Keep your heart healthy and reduce your heart attack risk with these simple tips.
By Michael F. Roizen | MD from Reader's Digest | February 2007
Floss your teeth regularly.
Avoiding periodontal disease prevents inflammation in the arteries, which helps you head off heart disease. Most people don’t know that your oral health affects all your arterial health, and that includes blood flow to the heart and sexual organs, and maybe even wrinkles on your skin.
Eat no more than 20 grams of saturated fat a day and as little trans fat as possible.
Saturated fat and trans fats lead to inflammation in the arteries. A cinnamon roll may have 7 grams of saturated fat. A 4-ounce slice of roast pork tenderloin has about 4 grams. Trans fats (partially hydrogenated oils), found in many processed and baked foods, are probably at least as bad as saturated fats, and maybe a little worse.
Read labels and throw out all food that has sugar in the first five ingredients.
Don’t be fooled by foods that are low in fat but high in sugar. The sugar causes inflammation. And if you eat more sugar than you need, it gets morphed into omentum fat, that dangerous fat around the belly. For a while in the 1990s, many people used “low fat” salad dressings that turned out to be loaded with calorie-laden sugar. And those dressings didn’t contain any good fats like olive oil, which are beneficial. Healthy fats are better than empty sugar calories. (Because the sugar in fruit is in a complex carbohydrate, it’s usually fine.)

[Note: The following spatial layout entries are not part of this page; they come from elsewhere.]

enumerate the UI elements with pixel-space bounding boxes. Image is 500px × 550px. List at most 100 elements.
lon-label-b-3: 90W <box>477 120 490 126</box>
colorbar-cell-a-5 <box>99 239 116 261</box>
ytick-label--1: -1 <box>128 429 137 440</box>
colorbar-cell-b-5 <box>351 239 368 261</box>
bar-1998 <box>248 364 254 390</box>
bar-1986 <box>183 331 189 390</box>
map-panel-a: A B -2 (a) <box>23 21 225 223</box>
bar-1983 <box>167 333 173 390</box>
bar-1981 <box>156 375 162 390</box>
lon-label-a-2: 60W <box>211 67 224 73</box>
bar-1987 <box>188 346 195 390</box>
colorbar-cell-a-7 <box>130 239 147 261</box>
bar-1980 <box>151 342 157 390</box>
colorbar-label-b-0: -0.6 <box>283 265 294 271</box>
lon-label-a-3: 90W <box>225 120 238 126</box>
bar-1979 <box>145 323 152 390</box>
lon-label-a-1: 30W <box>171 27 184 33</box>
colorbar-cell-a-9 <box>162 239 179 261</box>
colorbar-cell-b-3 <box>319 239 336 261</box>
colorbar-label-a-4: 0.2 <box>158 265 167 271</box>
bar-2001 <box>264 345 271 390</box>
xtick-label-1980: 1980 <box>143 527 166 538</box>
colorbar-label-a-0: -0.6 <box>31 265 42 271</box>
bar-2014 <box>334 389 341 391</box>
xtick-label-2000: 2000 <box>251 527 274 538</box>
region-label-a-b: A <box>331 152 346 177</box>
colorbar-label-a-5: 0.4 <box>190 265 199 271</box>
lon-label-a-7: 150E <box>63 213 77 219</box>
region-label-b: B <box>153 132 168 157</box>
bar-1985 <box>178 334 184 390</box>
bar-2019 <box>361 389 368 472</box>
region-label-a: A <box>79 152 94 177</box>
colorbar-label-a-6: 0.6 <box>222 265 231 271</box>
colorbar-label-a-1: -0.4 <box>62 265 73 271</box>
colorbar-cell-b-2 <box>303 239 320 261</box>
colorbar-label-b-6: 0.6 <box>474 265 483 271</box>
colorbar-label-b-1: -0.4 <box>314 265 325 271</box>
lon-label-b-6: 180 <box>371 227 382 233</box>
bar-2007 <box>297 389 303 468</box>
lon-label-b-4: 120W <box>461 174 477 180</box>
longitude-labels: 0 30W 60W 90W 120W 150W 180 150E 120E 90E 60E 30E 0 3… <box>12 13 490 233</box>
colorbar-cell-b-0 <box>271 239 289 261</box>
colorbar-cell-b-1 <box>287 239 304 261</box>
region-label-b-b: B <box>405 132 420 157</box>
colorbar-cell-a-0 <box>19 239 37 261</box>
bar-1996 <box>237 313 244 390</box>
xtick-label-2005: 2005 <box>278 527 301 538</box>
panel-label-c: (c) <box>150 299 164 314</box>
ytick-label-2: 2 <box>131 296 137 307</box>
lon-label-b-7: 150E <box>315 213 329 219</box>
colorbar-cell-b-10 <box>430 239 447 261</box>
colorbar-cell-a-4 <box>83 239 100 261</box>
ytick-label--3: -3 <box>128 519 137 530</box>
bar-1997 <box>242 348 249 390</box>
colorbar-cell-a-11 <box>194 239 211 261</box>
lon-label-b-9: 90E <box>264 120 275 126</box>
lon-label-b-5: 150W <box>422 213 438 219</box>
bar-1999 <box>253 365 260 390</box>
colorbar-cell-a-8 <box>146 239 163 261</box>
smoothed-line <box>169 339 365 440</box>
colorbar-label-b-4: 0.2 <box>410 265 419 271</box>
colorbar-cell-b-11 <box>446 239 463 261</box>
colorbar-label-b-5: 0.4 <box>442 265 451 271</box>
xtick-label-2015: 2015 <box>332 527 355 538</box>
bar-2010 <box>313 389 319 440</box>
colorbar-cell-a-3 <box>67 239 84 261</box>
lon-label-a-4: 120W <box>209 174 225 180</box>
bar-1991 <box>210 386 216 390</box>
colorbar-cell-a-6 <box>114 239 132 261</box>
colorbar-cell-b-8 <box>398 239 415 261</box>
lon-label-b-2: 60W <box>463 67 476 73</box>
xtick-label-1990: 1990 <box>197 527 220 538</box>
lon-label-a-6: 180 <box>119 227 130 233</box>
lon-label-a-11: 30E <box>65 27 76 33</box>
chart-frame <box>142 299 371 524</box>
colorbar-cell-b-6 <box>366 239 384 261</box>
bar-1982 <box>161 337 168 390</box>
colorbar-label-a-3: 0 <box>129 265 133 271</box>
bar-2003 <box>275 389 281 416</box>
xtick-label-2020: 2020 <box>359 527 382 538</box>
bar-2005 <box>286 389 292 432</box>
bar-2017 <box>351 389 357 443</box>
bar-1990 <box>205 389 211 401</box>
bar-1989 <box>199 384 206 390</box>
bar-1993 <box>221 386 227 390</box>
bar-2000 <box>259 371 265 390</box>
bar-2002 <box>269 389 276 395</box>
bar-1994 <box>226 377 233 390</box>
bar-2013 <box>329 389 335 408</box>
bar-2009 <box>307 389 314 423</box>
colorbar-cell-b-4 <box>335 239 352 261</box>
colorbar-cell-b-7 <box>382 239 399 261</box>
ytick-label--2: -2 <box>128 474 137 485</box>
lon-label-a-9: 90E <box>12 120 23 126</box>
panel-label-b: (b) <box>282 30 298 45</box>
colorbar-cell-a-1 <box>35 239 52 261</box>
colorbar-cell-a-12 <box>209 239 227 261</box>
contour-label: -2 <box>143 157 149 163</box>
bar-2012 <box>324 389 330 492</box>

Have a glass of wine or beer today.
We’re not sure why; there may be an anti-inflammatory effect. But it’s a consistent finding that teetotalers have a higher risk of heart disease than people who drink a little, and people who drink a lot have little heart disease but tend to die of cancer. Seven drinks on Friday night is not the same as one every night! We know there are serious dangers to drinking, but still, any kind of alcohol in moderation is good for arteries.

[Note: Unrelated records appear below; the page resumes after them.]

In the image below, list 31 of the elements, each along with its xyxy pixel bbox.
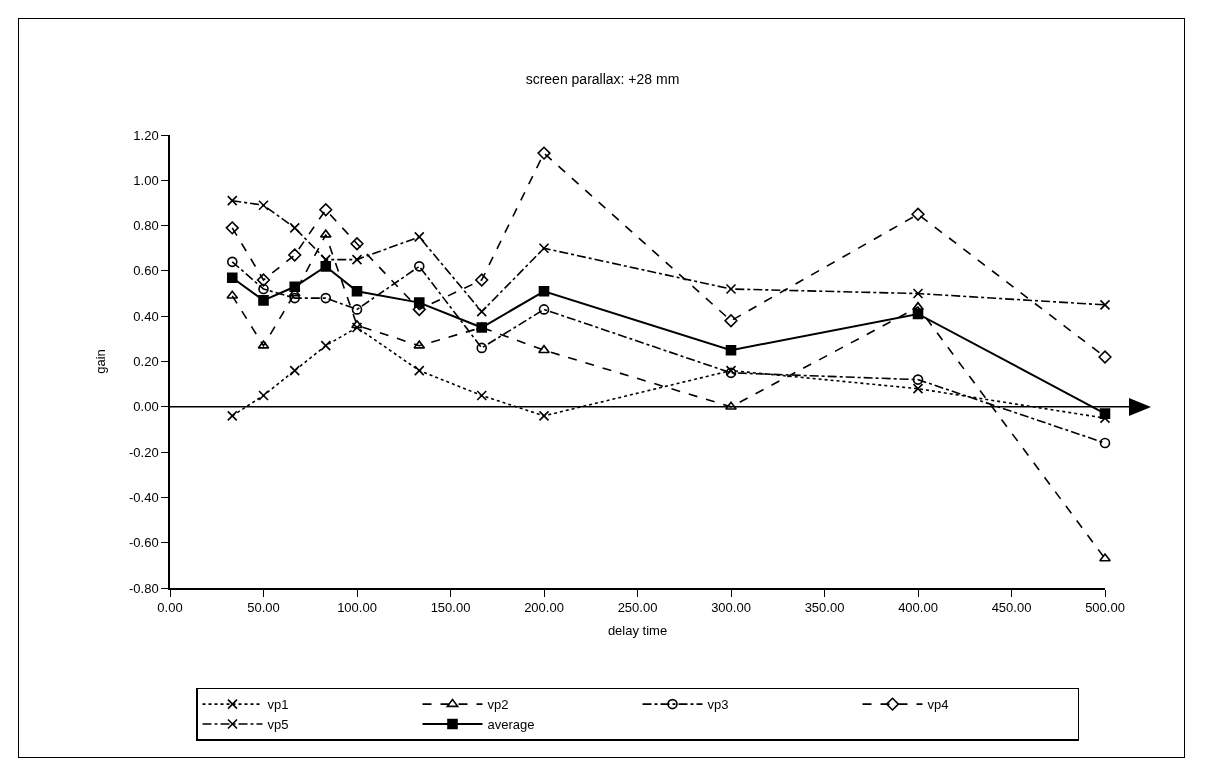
x-tick-label: 200.00 xyxy=(524,600,564,616)
legend-label: vp2 xyxy=(487,697,509,713)
legend-label: vp3 xyxy=(707,697,729,713)
legend-label: vp1 xyxy=(267,697,289,713)
x-tick-label: 100.00 xyxy=(337,600,377,616)
x-tick-label: 400.00 xyxy=(898,600,938,616)
y-tick-label: -0.40 xyxy=(129,489,159,505)
legend-label: average xyxy=(487,717,535,733)
y-tick-label: -0.60 xyxy=(129,535,159,551)
x-tick-label: 450.00 xyxy=(991,600,1032,616)
y-tick-label: -0.80 xyxy=(129,580,159,596)
y-tick-label: 1.00 xyxy=(133,172,159,188)
legend-label: vp4 xyxy=(927,697,949,713)
y-tick-label: -0.20 xyxy=(129,444,159,460)
y-tick-label: 1.20 xyxy=(133,127,159,143)
x-tick-label: 250.00 xyxy=(617,600,658,616)
chart-title: screen parallax: +28 mm xyxy=(525,70,680,87)
x-tick-label: 300.00 xyxy=(711,600,751,616)
legend-label: vp5 xyxy=(267,717,289,733)
y-tick-label: 0.40 xyxy=(133,308,159,324)
x-tick-label: 350.00 xyxy=(804,600,845,616)
y-tick-label: 0.00 xyxy=(133,399,159,415)
y-axis-title: gain xyxy=(93,349,109,374)
x-axis-title: delay time xyxy=(607,623,668,639)
x-tick-label: 0.00 xyxy=(157,600,183,616)
y-tick-label: 0.60 xyxy=(133,263,159,279)
y-tick-label: 0.80 xyxy=(133,218,159,234)
y-tick-label: 0.20 xyxy=(133,354,159,370)
x-tick-label: 50.00 xyxy=(247,600,280,616)
x-tick-label: 150.00 xyxy=(430,600,471,616)
x-tick-label: 500.00 xyxy=(1085,600,1125,616)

Eat 9 servings of colorful fruits and vegetables a day.
That comes with a lot of fiber, and you shouldn’t increase to that amount all at once or people won’t stay in the same room with you! But you’ll adjust in 2 to 6 weeks. Make sure you wash fresh produce carefully and thoroughly. There are farmers’ markets all over the country now. If you try fresh locally grown veggies prepared well, you’ll be amazed at how good they taste.